In tal caso chiunque potrebbe segnalare il fatto alla polizia locale per ottenere il rispetto dei regolamenti e di conseguenza per l'irrogazione delle sanzioni ivi previste.
V'è poi anche il livello di tutela penale.
Si tratta di una extrema ratio, poiché le norme penali, per definizione, intervengono solamente per sanzionare quei comportamenti particolarmente riprovevoli.

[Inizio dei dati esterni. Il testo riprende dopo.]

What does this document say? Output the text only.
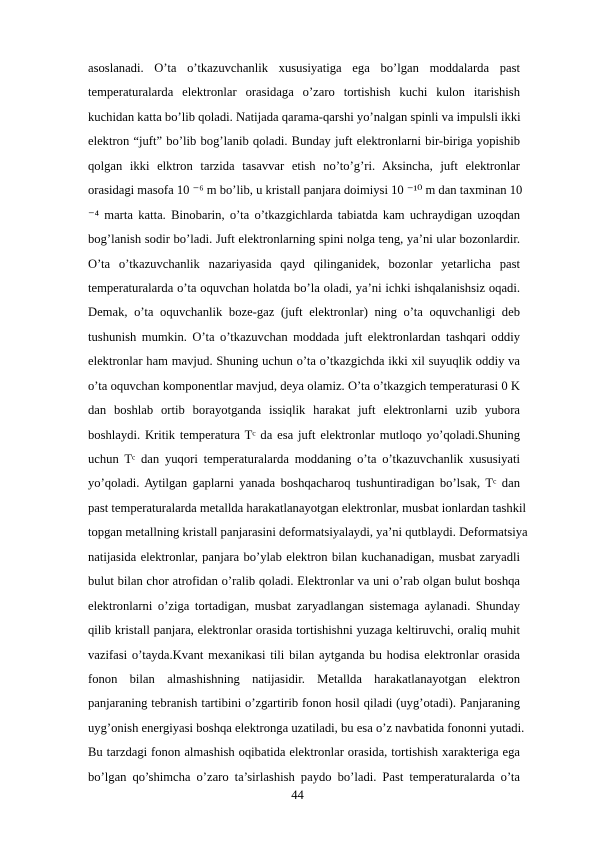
asoslanadi. O’ta o’tkazuvchanlik xususiyatiga ega bo’lgan moddalarda past
temperaturalarda elektronlar orasidaga o’zaro tortishish kuchi kulon itarishish
kuchidan katta bo’lib qoladi. Natijada qarama-qarshi yo’nalgan spinli va impulsli ikki
elektron “juft” bo’lib bog’lanib qoladi. Bunday juft elektronlarni bir-biriga yopishib
qolgan ikki elktron tarzida tasavvar etish no’to’g’ri. Aksincha, juft elektronlar
orasidagi masofa 10 ⁻⁶ m bo’lib, u kristall panjara doimiysi 10 ⁻¹⁰ m dan taxminan 10
⁻⁴ marta katta. Binobarin, o’ta o’tkazgichlarda tabiatda kam uchraydigan uzoqdan
bog’lanish sodir bo’ladi. Juft elektronlarning spini nolga teng, ya’ni ular bozonlardir.
O’ta o’tkazuvchanlik nazariyasida qayd qilinganidek, bozonlar yetarlicha past
temperaturalarda o’ta oquvchan holatda bo’la oladi, ya’ni ichki ishqalanishsiz oqadi.
Demak, o’ta oquvchanlik boze-gaz (juft elektronlar) ning o’ta oquvchanligi deb
tushunish mumkin. O’ta o’tkazuvchan moddada juft elektronlardan tashqari oddiy
elektronlar ham mavjud. Shuning uchun o’ta o’tkazgichda ikki xil suyuqlik oddiy va
o’ta oquvchan komponentlar mavjud, deya olamiz. O’ta o’tkazgich temperaturasi 0 K
dan boshlab ortib borayotganda issiqlik harakat juft elektronlarni uzib yubora
boshlaydi. Kritik temperatura Tᶜ da esa juft elektronlar mutloqo yo’qoladi.Shuning
uchun Tᶜ dan yuqori temperaturalarda moddaning o’ta o’tkazuvchanlik xususiyati
yo’qoladi. Aytilgan gaplarni yanada boshqacharoq tushuntiradigan bo’lsak, Tᶜ dan
past temperaturalarda metallda harakatlanayotgan elektronlar, musbat ionlardan tashkil
topgan metallning kristall panjarasini deformatsiyalaydi, ya’ni qutblaydi. Deformatsiya
natijasida elektronlar, panjara bo’ylab elektron bilan kuchanadigan, musbat zaryadli
bulut bilan chor atrofidan o’ralib qoladi. Elektronlar va uni o’rab olgan bulut boshqa
elektronlarni o’ziga tortadigan, musbat zaryadlangan sistemaga aylanadi. Shunday
qilib kristall panjara, elektronlar orasida tortishishni yuzaga keltiruvchi, oraliq muhit
vazifasi o’tayda.Kvant mexanikasi tili bilan aytganda bu hodisa elektronlar orasida
fonon bilan almashishning natijasidir. Metallda harakatlanayotgan elektron
panjaraning tebranish tartibini o’zgartirib fonon hosil qiladi (uyg’otadi). Panjaraning
uyg’onish energiyasi boshqa elektronga uzatiladi, bu esa o’z navbatida fononni yutadi.
Bu tarzdagi fonon almashish oqibatida elektronlar orasida, tortishish xarakteriga ega
bo’lgan qo’shimcha o’zaro ta’sirlashish paydo bo’ladi. Past temperaturalarda o’ta
44
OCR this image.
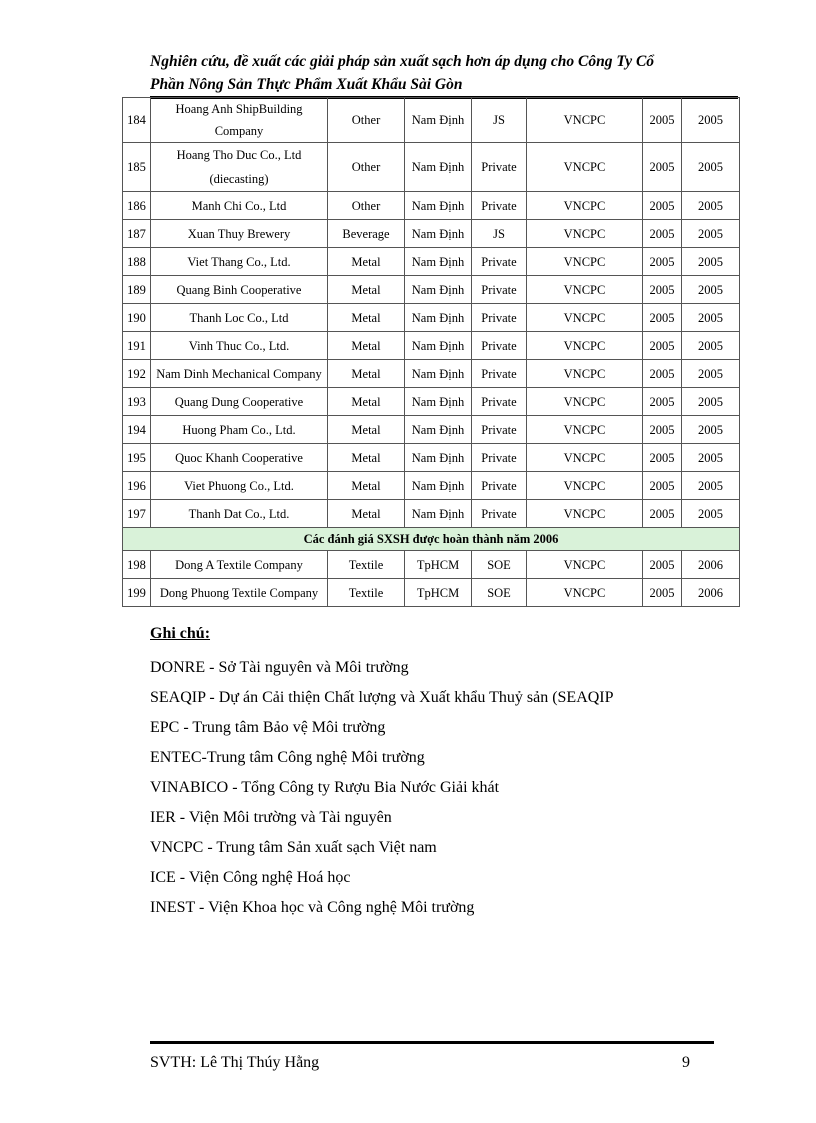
Nghiên cứu, đề xuất các giải pháp sản xuất sạch hơn áp dụng cho Công Ty Cổ
Phần Nông Sản Thực Phẩm Xuất Khẩu Sài Gòn
184	Hoang Anh ShipBuilding Company	Other	Nam Định	JS	VNCPC	2005	2005
185	Hoang Tho Duc Co., Ltd (diecasting)	Other	Nam Định	Private	VNCPC	2005	2005
186	Manh Chi Co., Ltd	Other	Nam Định	Private	VNCPC	2005	2005
187	Xuan Thuy Brewery	Beverage	Nam Định	JS	VNCPC	2005	2005
188	Viet Thang Co., Ltd.	Metal	Nam Định	Private	VNCPC	2005	2005
189	Quang Binh Cooperative	Metal	Nam Định	Private	VNCPC	2005	2005
190	Thanh Loc Co., Ltd	Metal	Nam Định	Private	VNCPC	2005	2005
191	Vinh Thuc Co., Ltd.	Metal	Nam Định	Private	VNCPC	2005	2005
192	Nam Dinh Mechanical Company	Metal	Nam Định	Private	VNCPC	2005	2005
193	Quang Dung Cooperative	Metal	Nam Định	Private	VNCPC	2005	2005
194	Huong Pham Co., Ltd.	Metal	Nam Định	Private	VNCPC	2005	2005
195	Quoc Khanh Cooperative	Metal	Nam Định	Private	VNCPC	2005	2005
196	Viet Phuong Co., Ltd.	Metal	Nam Định	Private	VNCPC	2005	2005
197	Thanh Dat Co., Ltd.	Metal	Nam Định	Private	VNCPC	2005	2005
Các đánh giá SXSH được hoàn thành năm 2006							
198	Dong A Textile Company	Textile	TpHCM	SOE	VNCPC	2005	2006
199	Dong Phuong Textile Company	Textile	TpHCM	SOE	VNCPC	2005	2006
Ghi chú:
DONRE - Sở Tài nguyên và Môi trường
SEAQIP - Dự án Cải thiện Chất lượng và Xuất khẩu Thuỷ sản (SEAQIP
EPC - Trung tâm Bảo vệ Môi trường
ENTEC-Trung tâm Công nghệ Môi trường
VINABICO - Tổng Công ty Rượu Bia Nước Giải khát
IER - Viện Môi trường và Tài nguyên
VNCPC - Trung tâm Sản xuất sạch Việt nam
ICE - Viện Công nghệ Hoá học
INEST - Viện Khoa học và Công nghệ Môi trường
SVTH: Lê Thị Thúy Hằng	9
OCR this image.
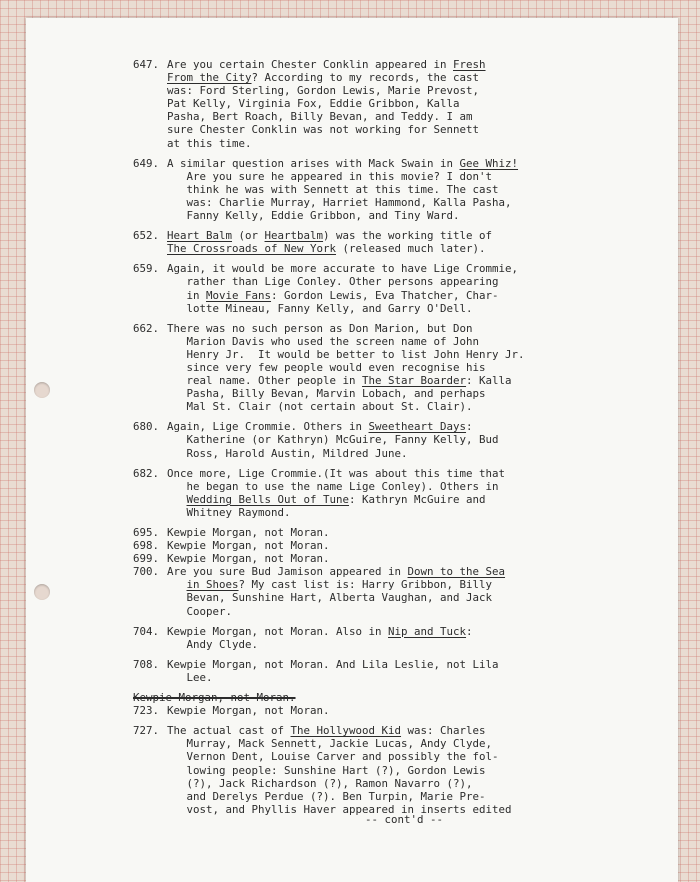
647. Are you certain Chester Conklin appeared in Fresh
From the City? According to my records, the cast
was: Ford Sterling, Gordon Lewis, Marie Prevost,
Pat Kelly, Virginia Fox, Eddie Gribbon, Kalla
Pasha, Bert Roach, Billy Bevan, and Teddy. I am
sure Chester Conklin was not working for Sennett
at this time.
649. A similar question arises with Mack Swain in Gee Whiz!
Are you sure he appeared in this movie? I don't
think he was with Sennett at this time. The cast
was: Charlie Murray, Harriet Hammond, Kalla Pasha,
Fanny Kelly, Eddie Gribbon, and Tiny Ward.
652. Heart Balm (or Heartbalm) was the working title of
The Crossroads of New York (released much later).
659. Again, it would be more accurate to have Lige Crommie,
rather than Lige Conley. Other persons appearing
in Movie Fans: Gordon Lewis, Eva Thatcher, Char-
lotte Mineau, Fanny Kelly, and Garry O'Dell.
662. There was no such person as Don Marion, but Don
Marion Davis who used the screen name of John
Henry Jr.  It would be better to list John Henry Jr.
since very few people would even recognise his
real name. Other people in The Star Boarder: Kalla
Pasha, Billy Bevan, Marvin Lobach, and perhaps
Mal St. Clair (not certain about St. Clair).
680. Again, Lige Crommie. Others in Sweetheart Days:
Katherine (or Kathryn) McGuire, Fanny Kelly, Bud
Ross, Harold Austin, Mildred June.
682. Once more, Lige Crommie.(It was about this time that
he began to use the name Lige Conley). Others in
Wedding Bells Out of Tune: Kathryn McGuire and
Whitney Raymond.
695. Kewpie Morgan, not Moran.
698. Kewpie Morgan, not Moran.
699. Kewpie Morgan, not Moran.
700. Are you sure Bud Jamison appeared in Down to the Sea
in Shoes? My cast list is: Harry Gribbon, Billy
Bevan, Sunshine Hart, Alberta Vaughan, and Jack
Cooper.
704. Kewpie Morgan, not Moran. Also in Nip and Tuck:
Andy Clyde.
708. Kewpie Morgan, not Moran. And Lila Leslie, not Lila
Lee.
Kewpie Morgan, not Moran.
723. Kewpie Morgan, not Moran.
727. The actual cast of The Hollywood Kid was: Charles
Murray, Mack Sennett, Jackie Lucas, Andy Clyde,
Vernon Dent, Louise Carver and possibly the fol-
lowing people: Sunshine Hart (?), Gordon Lewis
(?), Jack Richardson (?), Ramon Navarro (?),
and Derelys Perdue (?). Ben Turpin, Marie Pre-
vost, and Phyllis Haver appeared in inserts edited
-- cont'd --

La norma cui fare riferimento è l'art. 659 del codice penale a mente del quale:
Chiunque, mediante schiamazzi o rumori, ovvero abusando di strumenti sonori o di segnalazioni acustiche, ovvero suscitando o non impedendo strepiti di animali, disturba le occupazioni o il riposo delle persone, ovvero gli spettacoli, i ritrovi o i trattenimenti pubblici, è punito con l'arresto fino a tre mesi o con l'ammenda fino a euro 309.
Si applica l'ammenda da euro 103 a euro 516 a chi esercita una professione o un mestiere rumoroso contro le disposizioni della legge o le prescrizioni dell'autorità.
Si tratta di un reato contravvenzionale.
Ciò vuol dire che esso, per quanto meno grave rispetto ai così detti delitti, è sempre punibile (cioè non è necessario sporgere querela per ottenere l'attivazione di un'indagine).
Il comportamento illecito potrà essere sanzionato sia a titolo di dolo (detto più semplicemente per aver fatto rumore volontariamente) sia a titolo di colpa (per aver tenuto non volontariamente ma incautamente determinati comportamenti).
L'interesse tutelato è l'ordine pubblico ossia la quiete pubblica e privata.
La norma, a ben vedere, prevede due distinte fattispecie di reato:
a) quella sanzionata dal primo comma, che punisce ogni genere di rumore che reca disturbo alle occupazioni o al riposo delle persone;
b) la seconda, punita dall'ultimo comma, relativa all'esercizio di mestieri rumorosi contro le disposizioni di legge e delle autorità.
La recente sentenza della Corte di Cassazione penale, citata in apertura, specifica in modo chiaro e preciso tale differenza.
In particolare ad essere sanzionato penalmente, ai sensi del primo comma dell'art. 659 c.p., era stato il proprietario di un bar per la musica ad alto volume e gli schiamazzi fino a tarda notte.
L'imputato ricorreva in Cassazione contro questa condanna per ottenere l'assoluzione o quanto meno la più lieve sanzione prevista dal secondo comma poiché a suo dire l'attività svolta rientrava tra quelle rumorose.
La Corte di Cassazione, confermando il proprio orientamento in materia, ha respinto il ricorso affermando che la fattispecie di cui all'art. 659 c.p., comma 2 (che si riferisce ai mestieri naturalmente rumorosi) non è applicabile ad un locale bar- discoteca che non è di per sè rumoroso, ove gestito con il doveroso rispetto.
La giurisprudenza di questa Corte ha invero più volte affermato che i rumori eccedenti la normale tollerabilità provenienti da un locale del genere (per la musica ad alto volume o per gli schiamazzi degli avventori, specie di notte) integrano la violazione di cui all'art. 659 c.p., comma 1, e non quella di cui al comma 2 (cfr. Cass. Pen. n. 1466 in data 06.11.2007, Rv.) (così Cass. 9 giugno 2010 n. 24503).